Epstein fonctionnait comme un courtier de compromissions, pas comme un lanceur d’alerte potentiel. Il ne collectait pas des preuves pour dénoncer les puissants ; il accumulait des leviers pour se PROTÉGER. Ce type de pouvoir repose sur la rétention, pas sur la divulgation. S’il avait eu des dossiers prêts à sortir, ils auraient déjà servi avant son arrestation finale, comme assurance-vie politique ou judiciaire. Or il n’a jamais activé une telle bombe, ce qui suggère fortement que les informations les plus sensibles n’étaient ni centralisées ni documentées de façon exploitable.
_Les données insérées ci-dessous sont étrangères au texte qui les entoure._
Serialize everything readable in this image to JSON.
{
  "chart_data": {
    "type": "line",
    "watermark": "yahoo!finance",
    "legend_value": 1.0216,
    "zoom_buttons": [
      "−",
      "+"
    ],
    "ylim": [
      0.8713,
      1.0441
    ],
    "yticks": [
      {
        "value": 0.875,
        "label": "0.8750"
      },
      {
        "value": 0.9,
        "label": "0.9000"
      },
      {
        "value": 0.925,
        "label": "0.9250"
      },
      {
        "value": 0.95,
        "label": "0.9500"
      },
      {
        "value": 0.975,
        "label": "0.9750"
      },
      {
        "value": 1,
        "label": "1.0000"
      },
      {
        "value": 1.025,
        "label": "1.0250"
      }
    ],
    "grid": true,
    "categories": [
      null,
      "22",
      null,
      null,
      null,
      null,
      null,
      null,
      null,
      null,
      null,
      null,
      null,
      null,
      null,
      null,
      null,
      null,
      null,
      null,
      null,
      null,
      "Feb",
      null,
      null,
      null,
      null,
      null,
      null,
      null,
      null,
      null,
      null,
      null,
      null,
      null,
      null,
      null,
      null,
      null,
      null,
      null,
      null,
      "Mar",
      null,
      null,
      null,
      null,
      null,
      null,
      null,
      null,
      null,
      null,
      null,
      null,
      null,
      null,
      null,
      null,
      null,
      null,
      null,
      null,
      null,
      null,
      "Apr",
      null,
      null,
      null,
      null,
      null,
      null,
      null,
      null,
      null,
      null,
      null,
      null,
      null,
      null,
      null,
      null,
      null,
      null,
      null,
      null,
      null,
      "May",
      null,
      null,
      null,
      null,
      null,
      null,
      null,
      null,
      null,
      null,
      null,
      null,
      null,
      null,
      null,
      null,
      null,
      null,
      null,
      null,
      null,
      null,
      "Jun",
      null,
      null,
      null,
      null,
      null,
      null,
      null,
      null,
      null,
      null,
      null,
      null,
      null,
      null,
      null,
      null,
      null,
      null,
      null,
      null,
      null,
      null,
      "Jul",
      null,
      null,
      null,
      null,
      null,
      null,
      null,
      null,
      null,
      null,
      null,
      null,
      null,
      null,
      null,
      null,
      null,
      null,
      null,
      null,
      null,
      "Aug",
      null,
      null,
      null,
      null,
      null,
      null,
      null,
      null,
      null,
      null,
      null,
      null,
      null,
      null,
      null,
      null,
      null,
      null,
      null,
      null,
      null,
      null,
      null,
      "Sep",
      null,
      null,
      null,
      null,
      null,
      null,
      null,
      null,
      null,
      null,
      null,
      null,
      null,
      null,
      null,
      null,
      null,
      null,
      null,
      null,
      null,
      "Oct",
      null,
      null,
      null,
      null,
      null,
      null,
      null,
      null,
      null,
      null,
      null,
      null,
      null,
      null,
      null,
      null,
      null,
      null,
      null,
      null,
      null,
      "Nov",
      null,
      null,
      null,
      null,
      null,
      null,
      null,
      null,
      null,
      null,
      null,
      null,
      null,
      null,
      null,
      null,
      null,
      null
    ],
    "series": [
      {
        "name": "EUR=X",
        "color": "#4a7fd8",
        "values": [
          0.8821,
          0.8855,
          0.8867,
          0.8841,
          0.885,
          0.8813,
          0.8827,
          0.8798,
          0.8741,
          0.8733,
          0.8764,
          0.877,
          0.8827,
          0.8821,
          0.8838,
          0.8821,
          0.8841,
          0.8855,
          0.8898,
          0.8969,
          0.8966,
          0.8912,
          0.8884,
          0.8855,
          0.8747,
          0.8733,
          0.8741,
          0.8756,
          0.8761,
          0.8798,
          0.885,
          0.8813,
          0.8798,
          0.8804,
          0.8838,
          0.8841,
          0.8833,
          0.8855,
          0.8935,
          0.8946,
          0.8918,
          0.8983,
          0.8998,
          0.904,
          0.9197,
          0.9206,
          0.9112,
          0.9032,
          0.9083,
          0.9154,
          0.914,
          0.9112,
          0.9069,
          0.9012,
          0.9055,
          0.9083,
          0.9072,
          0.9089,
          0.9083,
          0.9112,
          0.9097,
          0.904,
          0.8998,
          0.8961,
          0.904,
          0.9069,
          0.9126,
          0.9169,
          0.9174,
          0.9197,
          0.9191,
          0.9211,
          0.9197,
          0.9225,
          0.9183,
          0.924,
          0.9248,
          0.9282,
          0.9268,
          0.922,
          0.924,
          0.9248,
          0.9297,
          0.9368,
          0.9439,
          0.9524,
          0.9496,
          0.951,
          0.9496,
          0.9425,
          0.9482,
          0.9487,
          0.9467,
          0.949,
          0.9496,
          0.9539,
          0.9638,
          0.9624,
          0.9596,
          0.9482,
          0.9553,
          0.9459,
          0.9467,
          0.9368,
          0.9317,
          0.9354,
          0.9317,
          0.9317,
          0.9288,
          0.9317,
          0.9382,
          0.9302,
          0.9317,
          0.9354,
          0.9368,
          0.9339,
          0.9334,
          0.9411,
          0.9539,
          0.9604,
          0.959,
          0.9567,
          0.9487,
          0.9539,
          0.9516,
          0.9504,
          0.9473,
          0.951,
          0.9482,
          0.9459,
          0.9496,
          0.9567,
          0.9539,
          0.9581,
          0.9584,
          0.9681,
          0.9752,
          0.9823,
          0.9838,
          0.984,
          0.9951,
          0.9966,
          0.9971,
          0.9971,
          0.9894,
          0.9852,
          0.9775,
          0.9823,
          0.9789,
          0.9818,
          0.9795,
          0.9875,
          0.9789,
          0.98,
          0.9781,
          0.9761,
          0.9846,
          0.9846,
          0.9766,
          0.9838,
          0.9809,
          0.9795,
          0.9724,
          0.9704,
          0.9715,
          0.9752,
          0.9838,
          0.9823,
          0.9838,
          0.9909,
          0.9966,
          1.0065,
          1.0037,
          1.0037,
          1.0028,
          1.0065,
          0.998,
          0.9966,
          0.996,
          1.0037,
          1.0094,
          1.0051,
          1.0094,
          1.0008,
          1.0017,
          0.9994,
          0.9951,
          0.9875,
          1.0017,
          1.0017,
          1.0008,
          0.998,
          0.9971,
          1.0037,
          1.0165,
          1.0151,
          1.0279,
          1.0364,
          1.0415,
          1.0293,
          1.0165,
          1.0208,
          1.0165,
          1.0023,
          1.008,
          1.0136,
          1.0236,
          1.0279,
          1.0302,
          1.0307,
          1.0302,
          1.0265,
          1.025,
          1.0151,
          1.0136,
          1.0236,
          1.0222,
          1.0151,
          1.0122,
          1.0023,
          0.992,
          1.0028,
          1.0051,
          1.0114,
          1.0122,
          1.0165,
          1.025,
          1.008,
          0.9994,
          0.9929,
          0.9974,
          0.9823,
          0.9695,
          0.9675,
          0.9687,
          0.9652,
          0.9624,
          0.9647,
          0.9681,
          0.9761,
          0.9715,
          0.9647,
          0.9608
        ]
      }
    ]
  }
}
Ensuite, l’État américain — FBI, DOJ, services pénitentiaires — a repris le contrôle du récit immédiatement. Mort qualifiée de suicide, enquête interne close rapidement, pas de commission indépendante digne de ce nom, pas de poursuite systémique. On a traité Epstein comme un problème individuel, pas comme le nœud d’un réseau. Une fois ce cadrage imposé, toute fuite devenait politiquement inutile : sans volonté institutionnelle d’enquêter, même une révélation explosive serait absorbée, relativisée, puis enterrée.
Il y a aussi un facteur souvent sous-estimé : la convergence d’intérêts. Epstein fréquentait des gens de camps politiques opposés, des milliardaires, des universitaires, des princes, des responsables sécuritaires. Autrement dit, personne n’avait intérêt à ouvrir la boîte. Dans ce genre de configuration, le SILENCE devient un consensus tacite. Pas besoin de complot formel : l’inertie suffit !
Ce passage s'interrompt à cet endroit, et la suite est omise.